Horrors of Bloody Christmas in Cyprus live on after 58 years
EOKA terror group killed over 370, displaced 25,000-30,000 Turkish Cypriots during Christmas season of 1963
ANKARA
The horrors of deadly, systematic attacks on Turkish Cypriots by extremist Greek Cypriot nationalist terror group EOKA lives on in memory as "Bloody Christmas," 58 years after these events led to hundreds killed and thousands displaced from their ancestral homes.
The events that led to the Bloody Christmas, also called Black Christmas by Turkish Cypriots, started in 1955 with the foundation of EOKA, led by Georgios Grivas, a veteran officer of World War I and World War II, as well as a staunch opponent of communists and Turks.
Active in Cyprus, then ruled by the UK, EOKA targeted not only the British soldiers and civil servants but also Turkish and Greek Cypriots who opposed its extreme ideology and its goal of union with Greece.

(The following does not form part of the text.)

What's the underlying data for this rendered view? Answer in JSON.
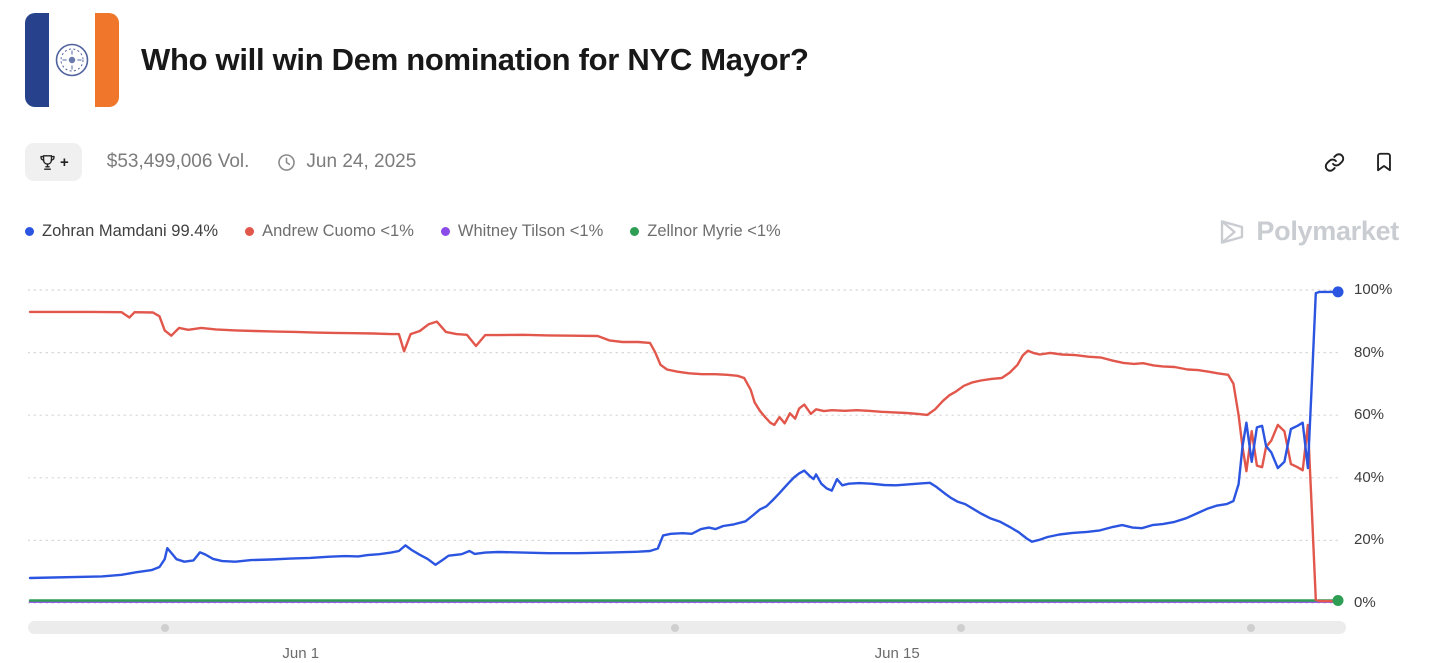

Until the foundation of the Republic of Cyprus on Aug. 16, 1960 on the guarantee of the UK, Turkey, and Greece, the death toll of the EOKA's ferocious and deadly terror campaign included at least 104 British soldiers, 54 police officers (among them 15 Greek Cypriots, 22 Turkish Cypriots, and 12 British) and 238 civilians, including 203 Greek Cypriots, seven Turkish Cypriots, and 26 British.[1]
Under this power-sharing regime of the bilingual Republic of Cyprus that adopted both Greek and Turkish as official languages, the island was to be governed under a Greek Cypriot president and Turkish Cypriot vice president, as well as a 10-person cabinet -- seven from the Greek side and three from the Turkish in a proportion that would also be reflected on the bureaucracy, police, and security forces.
While this led many in Ankara and among Turkish Cypriots, who have been present on Cyprus for four centuries, to believe that the Greek political actors were abandoning their maximalist claims on the island and with regard to union with Greece, President Archbishop Makarios and his extreme nationalist team before long started to undermine the republic.
Being of the opinion that Turkish Cypriots had gained excessive privileges, Makarios prevented the full implementation of the constitutional provisions relating to public offices assigned to the Turkish side. Furthermore, from early 1961 on, Greek Cypriots started reviving the EOKA terror group under the name Akritas, also known as secret army EOK, aiming to reverse the Constitution, severely curb Turks' rights, and eventually declare unification with Greece.
The Akritas operated under the guidance of Greek Cypriot officers and used arms obtained from the government armories. On the eve of Bloody Christmas, as many as 10,000 Greek Cypriots were recruited and underwent to weapons training.[2]
Greece's direct and strong support, as well as the ambiguous policies of Western countries including the US and UK, in response to the maximalist demands of the Greek Cypriots further encouraged Makarios to announce on Nov. 30, 1963, a memorandum that demanded 13 amendments to the Constitution that repealed many of the rights of Turkish Cypriots. Turkey, one of the guarantors of the Republic of Cyprus and its constitutional order, as well as Turkish Cypriots, then led by Cypriot Vice President Fazil Kucuk, rejected the amendments.
This prompted EOKA, with the help of many Greek Cypriot members of the police organization, launched an attack on the night of Dec. 20, 1963, against the Turkish quarter of Lefkosa (Nicosia). Storming the home of Turkish military doctor Nihat Ilhan, they killed not only Ilhan's wife Muruvet and three sons, Murat, Kutsi, and Hakan, but also the wife of his landlord, Feride Gudum.
A photograph of the mother and three sons lying dead in the bathroom has since become a symbol of the brutality inflicted by Greek Cypriot extremists.
During EOKA's terror campaign of the 1963 Christmas season, 374 Turkish Cypriots were killed, 109 Turkish villages were forced to evacuate, over 2,500 Turkish houses were severely damaged or demolished, and between 25,000 and 30,000 Turkish Cypriots were became refugees, according to a UN report released on Sep. 10, 1964.[3]
[1] Heinz A. Richter, A Concise History of Modern Cyprus (Wiesbaden: Harrassowitz Verlag,2010) ,979.
[2] Pierre Oberling, The Road to Bellapais (New York: New York,1982), 70.
[3] Report by the Secretary General on the United Nations Operations in Cyprus, S/5950, 10 September 1964.